By M.D. Kittle
MADISON — In the heat of the state budget battle, Gov Tony Evers’ chief administrator is taking time to do some fundraising for a Democratic senator.
Department of Administration Secretary Joel Brennan’s “special guest” status next Tuesday at Sen. Brad Pfaff’s posh fundraiser in Madison is a departure from the days of former Republican Gov. Scott Walker, who forbade his secretaries from shilling for political campaigns.
The Pfaff fundraiser is scheduled for late Tuesday afternoon at the Robina Courtyard, an East Washington Avenue beer garden that’s just a 17-minute walk from the State Capitol. According to the invitation, the “suggested donation” to the La Crosse Democrat’s campaign is $100, with sponsorship levels ranging between $250 and $2,000.

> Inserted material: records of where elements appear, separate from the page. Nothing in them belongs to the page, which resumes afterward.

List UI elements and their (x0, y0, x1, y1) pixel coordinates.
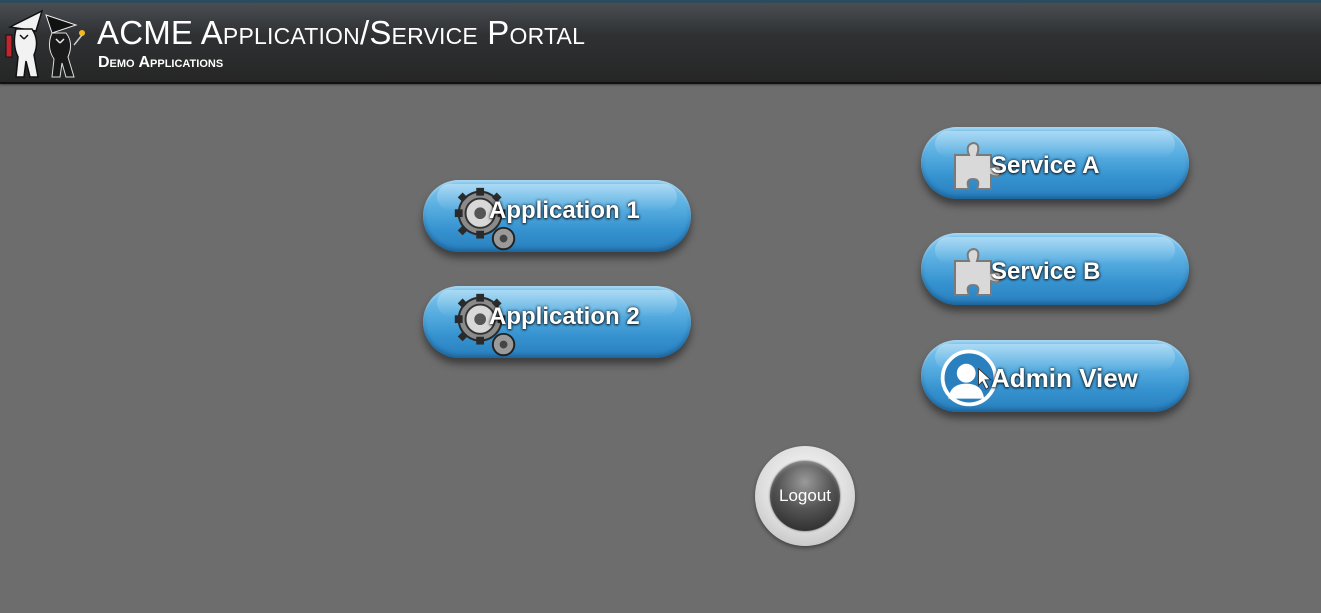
service-b-label: Service B (991, 258, 1101, 285)
spy-vs-spy-logo-icon (5, 9, 85, 78)
logout-label: Logout (779, 486, 831, 505)
admin-view-label: Admin View (991, 363, 1138, 393)
application-2-button[interactable]: Application 2 (423, 286, 691, 358)
application-2-label: Application 2 (489, 303, 640, 330)
application-1-button[interactable]: Application 1 (423, 180, 691, 252)
admin-view-button[interactable]: Admin View (921, 340, 1189, 412)
logout-button[interactable]: Logout (770, 461, 840, 531)
service-b-button[interactable]: Service B (921, 233, 1189, 305)
logout-ring: Logout (755, 446, 855, 546)
portal-header: ACME Application/Service Portal Demo App… (0, 0, 1321, 84)
page-title: ACME Application/Service Portal (97, 14, 586, 51)
portal-page: ACME Application/Service Portal Demo App… (0, 0, 1321, 613)
application-1-label: Application 1 (489, 197, 640, 224)
page-subtitle: Demo Applications (98, 54, 224, 71)
service-a-button[interactable]: Service A (921, 127, 1189, 199)
service-a-label: Service A (991, 152, 1100, 179)
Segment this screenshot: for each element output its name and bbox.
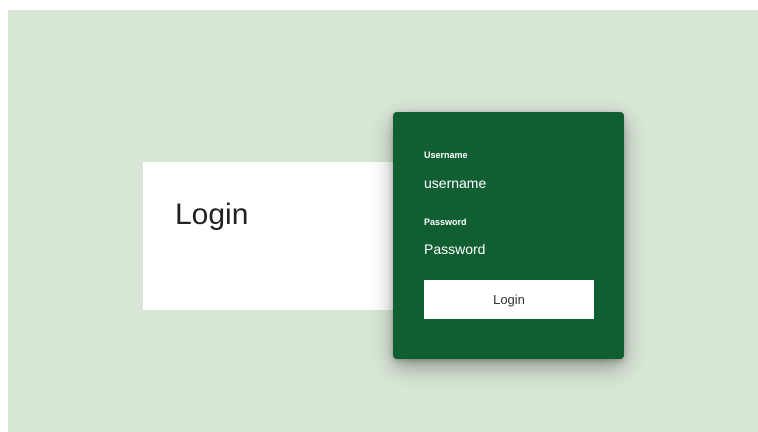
page-background: Login Username Password Login (8, 10, 758, 432)
username-input[interactable] (424, 174, 594, 192)
login-button[interactable]: Login (424, 280, 594, 319)
page-title: Login (175, 198, 249, 231)
login-form-panel: Username Password Login (393, 112, 624, 359)
password-input[interactable] (424, 240, 594, 258)
username-label: Username (424, 150, 468, 160)
title-card: Login (143, 162, 423, 310)
password-label: Password (424, 217, 467, 227)
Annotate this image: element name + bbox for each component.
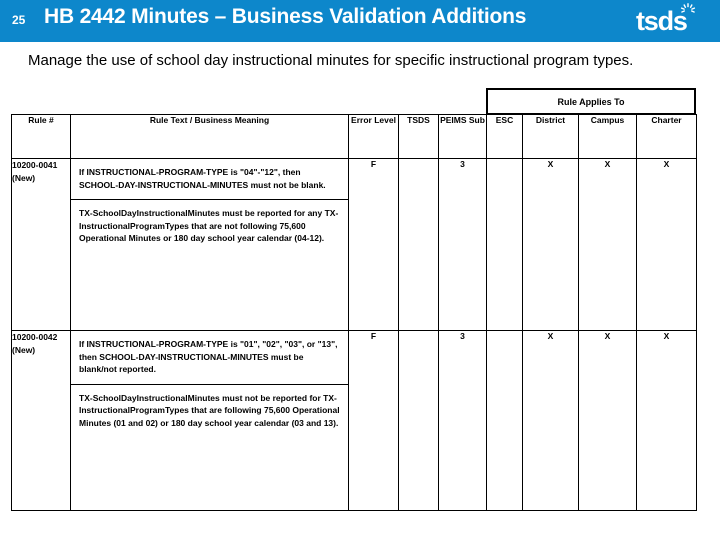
cell-rule-number: 10200-0041 (New): [11, 158, 71, 331]
tsds-logo: tsds: [636, 3, 708, 38]
cell-district: X: [522, 158, 579, 331]
cell-peims-sub: 3: [438, 330, 487, 511]
column-header-district: District: [522, 114, 579, 159]
table-header: Rule # Rule Text / Business Meaning Erro…: [11, 114, 697, 159]
cell-charter: X: [636, 330, 697, 511]
starburst-icon: [680, 3, 696, 13]
slide-number: 25: [12, 13, 26, 27]
cell-charter: X: [636, 158, 697, 331]
column-header-error-level: Error Level: [348, 114, 399, 159]
table-body: 10200-0041 (New) If INSTRUCTIONAL-PROGRA…: [11, 158, 697, 511]
cell-rule-text: If INSTRUCTIONAL-PROGRAM-TYPE is "01", "…: [70, 330, 349, 511]
rule-applies-to-group-header: Rule Applies To: [486, 88, 696, 115]
table-header-row: Rule # Rule Text / Business Meaning Erro…: [11, 114, 697, 159]
cell-rule-text: If INSTRUCTIONAL-PROGRAM-TYPE is "04"-"1…: [70, 158, 349, 331]
column-header-tsds: TSDS: [398, 114, 439, 159]
page-title: HB 2442 Minutes – Business Validation Ad…: [44, 5, 527, 28]
cell-tsds: [398, 330, 439, 511]
cell-peims-sub: 3: [438, 158, 487, 331]
column-header-rule-number: Rule #: [11, 114, 71, 159]
cell-error-level: F: [348, 330, 399, 511]
cell-esc: [486, 330, 523, 511]
rule-business-meaning: TX-SchoolDayInstructionalMinutes must be…: [71, 199, 348, 253]
rule-applies-to-label: Rule Applies To: [557, 96, 625, 107]
cell-rule-number: 10200-0042 (New): [11, 330, 71, 511]
table-row: 10200-0041 (New) If INSTRUCTIONAL-PROGRA…: [11, 158, 697, 331]
table-row: 10200-0042 (New) If INSTRUCTIONAL-PROGRA…: [11, 330, 697, 511]
rule-text-statement: If INSTRUCTIONAL-PROGRAM-TYPE is "04"-"1…: [79, 167, 326, 190]
column-header-rule-text: Rule Text / Business Meaning: [70, 114, 349, 159]
business-validation-rules-table: Rule # Rule Text / Business Meaning Erro…: [11, 114, 697, 511]
column-header-charter: Charter: [636, 114, 697, 159]
rule-business-meaning: TX-SchoolDayInstructionalMinutes must no…: [71, 383, 348, 438]
cell-campus: X: [578, 158, 637, 331]
cell-district: X: [522, 330, 579, 511]
cell-tsds: [398, 158, 439, 331]
slide-subtitle: Manage the use of school day instruction…: [28, 52, 634, 69]
column-header-peims-sub: PEIMS Sub: [438, 114, 487, 159]
column-header-campus: Campus: [578, 114, 637, 159]
column-header-esc: ESC: [486, 114, 523, 159]
cell-esc: [486, 158, 523, 331]
rule-text-statement: If INSTRUCTIONAL-PROGRAM-TYPE is "01", "…: [79, 339, 338, 374]
cell-error-level: F: [348, 158, 399, 331]
cell-campus: X: [578, 330, 637, 511]
slide-header-band: 25 HB 2442 Minutes – Business Validation…: [0, 0, 720, 42]
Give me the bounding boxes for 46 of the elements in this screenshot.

“My first thought when I saw that was, it’s been a while since that has been done. The Walker administration didn’t allow that,” a Capitol insider told Empower Wisconsin. You’d have to go back to the days of Democratic Gov. Jim Doyle to see administration secretaries working the political fundraising circuit.
It also may not be the best look for the Administration secretary to engage in fundraising as the next state budget is being debated. One of the Department of Administration’s key functions is to “help the governor develop and implement the state budget.”
“It’s in poor taste, especially given the size of the budget role DOA has. It’s the brain of the operations of the state,” said state Rep. Tony Kurtz (R-Wonewoc), who also serves portions of western Wisconsin and is a member of the Legislature’s Joint Finance Committee. “It is a bit concerning.”
It’s interesting how quiet so-called good government groups and mainstream media outlets have been about Brennan’s involvement in Pfaff’s fundraiser.
In 2015, state Sen. Alberta Darling (R-River Hills) and then-Rep. John Nygren (R-Marinette), co-chairs of the Joint Finance Committee at the time, were excoriated in the press for fundraising during the budget talks. Darling ultimately canceled a fundraiser after it was described in news stories as a “shakedown for lobbyists and special interests.”
“The co-chair of the Legislature’s budget-writing committee postponed the fundraiser Wednesday after a government watchdog group and Democrats criticized her over its timing,” AP’s Scott Bauer wrote.
Pfaff, Evers’ original secretary-designee of the Department of Agriculture, Trade, and Consumer Protection, was sent packing after the Republican-controlled Senate rejected his nomination in November 2019. The partisan ag chief got into a very public political battle with Republican lawmakers. He then ran for the 32nd Senate seat, which opened up after Senate Minority Leader Jennifer Shilling (D-La Crosse) suddenly stepped down.
Pfaff raised and spent more than $1.5 million in his Senate run, according to campaign finance records. He out-raised his opponent, Dan Kapanke (R-La Crosse) by a nearly 3-1 margin. Pfaff won by just 582 votes in this critical western Wisconsin swing district. Had he lost, Republicans would have had a veto-proof majority in the Senate, a powerful check on Evers’ liberal, big-government agenda.